Since the 1960s, the randomised clinical trial (RCT) has been the standardised experimental template for assessing the safety and efficacy of new drugs. The experiment compares the outcomes of a group of patients who receive the new drug, with those of a group of like patients who do not. It is designed to neutralise or even out effects or forces that could shape outcomes through a number of features called “controls”. Blinding is one of the default controls for the preferences of participants in such trials.
If the trial compares a new drug and a placebo, for instance, both treatments should ideally look, taste and smell the same. This way, the participants can only guess what they are getting: some of those guesses will be correct, most will be not.
If blinding fails and there is systematic correlation between patient or doctor preferences and the trial outcome, the test is regarded as biased. While there typically is no proof, it is then very likely that the allocation of treatments hasn’t been neutral: patients may have swapped treatments, or doctors may have assigned their favourite drug to one group of patients. And a biased outcome is not useful for making decisions about drugs. In order to authorise its use, pharmaceutical regulators require a faithful estimate of the treatment effects, and as neutral as possible regarding the conflicting interests of the stakeholders.
The warrants of isolation
The success of blinding so far has depended to great extent on the participants making their guesses alone. If patients could compare their own experiences and health data it would be a lot easier for them to guess one own’s treatment: if they are receiving different treatments, the effects could likely differ as well.
In the 1980s, the test of AZT, the first successful retroviral against AIDS, gave a hint of what could happen when patients coordinate. Many US-based AIDS patients had taken part in the gay rights campaigns of the 1970s. They entered the fight with AIDS as a community and when the AZT trial came up they acted together. Nobody wanted to take the placebo, so patients swapped pills, had them analysed by chemists and dropped out of the experiment if they could not access AZT. They broke the trial protocol in a way that made the US Food and Drug Administration reconsider its testing standards. The trial was also terminated early.

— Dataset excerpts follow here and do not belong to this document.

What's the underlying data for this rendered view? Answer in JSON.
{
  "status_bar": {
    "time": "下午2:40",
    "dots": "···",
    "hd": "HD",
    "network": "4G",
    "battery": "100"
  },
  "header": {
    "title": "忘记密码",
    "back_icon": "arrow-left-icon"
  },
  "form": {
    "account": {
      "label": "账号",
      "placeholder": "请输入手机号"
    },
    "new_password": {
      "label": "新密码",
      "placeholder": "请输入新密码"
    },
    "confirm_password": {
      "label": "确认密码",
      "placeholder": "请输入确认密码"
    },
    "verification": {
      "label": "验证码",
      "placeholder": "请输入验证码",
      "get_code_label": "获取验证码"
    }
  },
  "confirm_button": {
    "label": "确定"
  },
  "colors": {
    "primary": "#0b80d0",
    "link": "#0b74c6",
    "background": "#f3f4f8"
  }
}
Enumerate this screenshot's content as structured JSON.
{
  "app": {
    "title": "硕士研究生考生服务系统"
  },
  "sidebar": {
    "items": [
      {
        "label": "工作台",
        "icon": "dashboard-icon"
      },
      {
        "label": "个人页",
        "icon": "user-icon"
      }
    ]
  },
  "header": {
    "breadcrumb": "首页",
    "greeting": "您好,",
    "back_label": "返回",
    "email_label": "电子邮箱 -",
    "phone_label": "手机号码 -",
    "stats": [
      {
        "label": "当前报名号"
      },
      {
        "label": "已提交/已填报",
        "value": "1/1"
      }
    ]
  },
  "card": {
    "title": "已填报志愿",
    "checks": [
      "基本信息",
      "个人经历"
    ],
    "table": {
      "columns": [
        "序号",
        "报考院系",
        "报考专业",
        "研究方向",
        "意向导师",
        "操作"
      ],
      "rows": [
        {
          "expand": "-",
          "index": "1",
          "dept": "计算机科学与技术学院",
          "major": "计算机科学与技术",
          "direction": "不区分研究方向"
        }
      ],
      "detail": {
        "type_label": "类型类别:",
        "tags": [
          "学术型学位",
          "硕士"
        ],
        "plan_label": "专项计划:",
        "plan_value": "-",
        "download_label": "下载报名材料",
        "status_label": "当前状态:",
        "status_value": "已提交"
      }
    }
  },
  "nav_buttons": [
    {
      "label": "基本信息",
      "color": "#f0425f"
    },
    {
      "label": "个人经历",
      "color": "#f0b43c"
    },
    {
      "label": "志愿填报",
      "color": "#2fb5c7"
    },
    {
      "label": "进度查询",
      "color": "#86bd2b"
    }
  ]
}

This degree of coordination between patients was until recently the exception. Digital networks might now transform the exception into the rule. Patient communities have grown greatly on the internet, ranging from simple mailing lists or Facebook groups to dedicated websites. PatientsLikeMe is one such digital platform: in 2011-2012 a group of ALS patients taking part in an early clinical trial used its message boards to share their experiences in the test, unblinding the treatment they were receiving and breaking the protocol.
Some also took a homebrew solution designed to mimic the experimental drug during the experiment. Despite that, the original trial and the parallel experiment were completed. Researchers from the platform PatientsLikeMe, however, warned about the risks of taking homebrew compounds and called for a debate on how patients and researchers could work together.
There have been similar cases with treatments for muscular dystrophy and common diseases like Hepatitis C on social media sites including Facebook. This goes to show that people can quickly come together for disparate causes – they don’t even need specific patient groups to do it.
Tech platforms might become key players in the reform of a standard. That said, as in the case of the AZT trial, some might actually welcome the end of blinding as a victory of patients over pharmaceutical interests. But the problem with physicians or patients having preferences about treatments – which was the reason behind the development of blinding in the first place – will still be there.
Unless statisticians find new ways to deal with unblinded data, decisions of patients and prescribing doctors who rely on evidence from clinical trials will be consequently affected.